July 18, 2007

OMAHA, Neb — Researchers at Boys Town National Research Hospital have concluded that a restricted listening bandwidth (below 6-7 kHz) can negatively affect children’s perception of /s/ and /z/ sounds when spoken by female talkers like mothers and other female caregivers.  The paper by Patricia Stelmachowicz, Dawna Lewis, Sangsook Choi, and Brenda Hoover appears in the August edition of Ear and Hearing.

Stelmachowicz and Boys Town researchers, including Mary Pat Moeller, have been at the forefront of a sometimes-contentious debate regarding the possible need for children to require increased high and/or low frequency gain compared to adults. In pediatric audiology, adult data are often extrapolated to apply to children. However,  adults can miss much of the high frequencies in meaningful speech, and still fill in the gaps; with children who have not fully acquired speech and language understanding, that reduction of high-frequency signals may have a larger negative impact. For example, the /s/ sound of an average female speaker can be at 9 kHz, and until recently few hearing instruments have come close to amplifying that frequency region. If it can be shown that it makes sense to provide audibility in this high frequency range, then manufacturers may have something more to work toward.

In the present study, the researchers conducted experiments to determine the effects of bandwidth on a range of auditory skills in children with normal hearing and children with hearing loss. The subjects included 32 children with normal hearing (NL) and 24 children with mild to moderately severe hearing loss (HL). The experiments included measures of phonology, language and short-term memory, fricative/affricate perception, novel-word learning, and listening effort. Although the results from both groups of children suggest that the effects of bandwidth do not significantly influence either the learning of new words or listening effort, bandwidth does have a significant effect on their perception of words.

In their summary, the authors state: “For children with NL, a significant bandwidth effect was observed for both nonsense syllables and words. For the children with HL, no overall bandwidth effect was observed in the nonsense syllable task, but a significant bandwidth effect was found for PBK words [phonetically balanced Kindergarten test of word recognition used in younger children]. ”

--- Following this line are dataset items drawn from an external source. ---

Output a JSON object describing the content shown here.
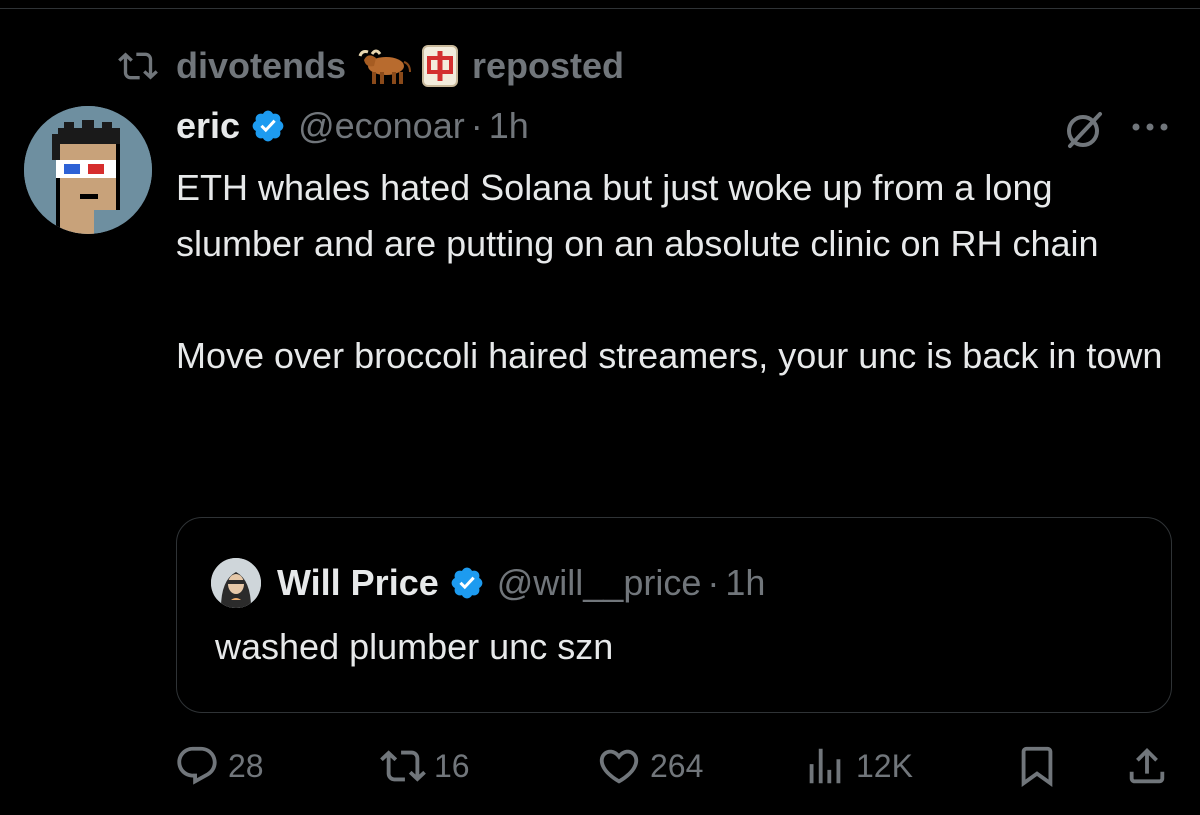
{
  "repost": {
    "user": "divotends",
    "emoji": "🐂🀄",
    "label": "reposted"
  },
  "tweet": {
    "display_name": "eric",
    "handle": "@econoar",
    "separator": "·",
    "time": "1h",
    "paragraphs": [
      "ETH whales hated Solana but just woke up from a long slumber and are putting on an absolute clinic on RH chain",
      "Move over broccoli haired streamers, your unc is back in town"
    ]
  },
  "quote": {
    "display_name": "Will Price",
    "handle": "@will__price",
    "separator": "·",
    "time": "1h",
    "text": "washed plumber unc szn"
  },
  "actions": {
    "replies": "28",
    "reposts": "16",
    "likes": "264",
    "views": "12K"
  },
  "icons": {
    "repost": "repost-icon",
    "verified": "verified-badge-icon",
    "grok": "grok-icon",
    "more": "more-icon",
    "reply": "reply-icon",
    "like": "heart-icon",
    "views": "views-icon",
    "bookmark": "bookmark-icon",
    "share": "share-icon"
  },
  "colors": {
    "background": "#000000",
    "text": "#e7e9ea",
    "secondary": "#71767b",
    "verified": "#1d9bf0",
    "border": "#2f3336"
  }
}
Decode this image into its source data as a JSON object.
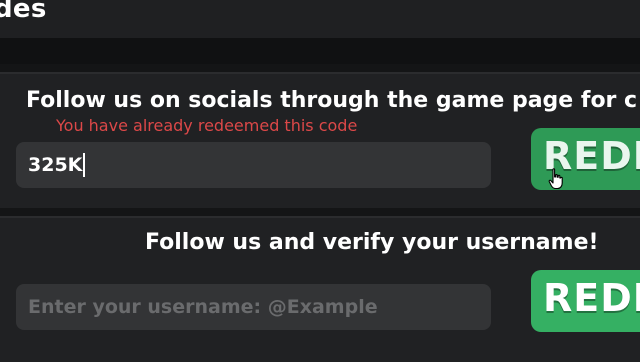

The researchers believe that they did not see a significant effect on novel-word learning and listening effort due to the insensitivity of the tests employed. “Despite the lack of a significant overall bandwidth effect for nonsense syllables in the group with HL, large mean improvements were observed for both /s/ (56 percentage points) and /z/ (42 percentage points) in the 10 kHz bandwidth condition,” write the authors. “Given the importance of these phonemes in the English language, an inability to perceive these sounds correctly may have a negative impact on phonological and morphological development as well as speech production.”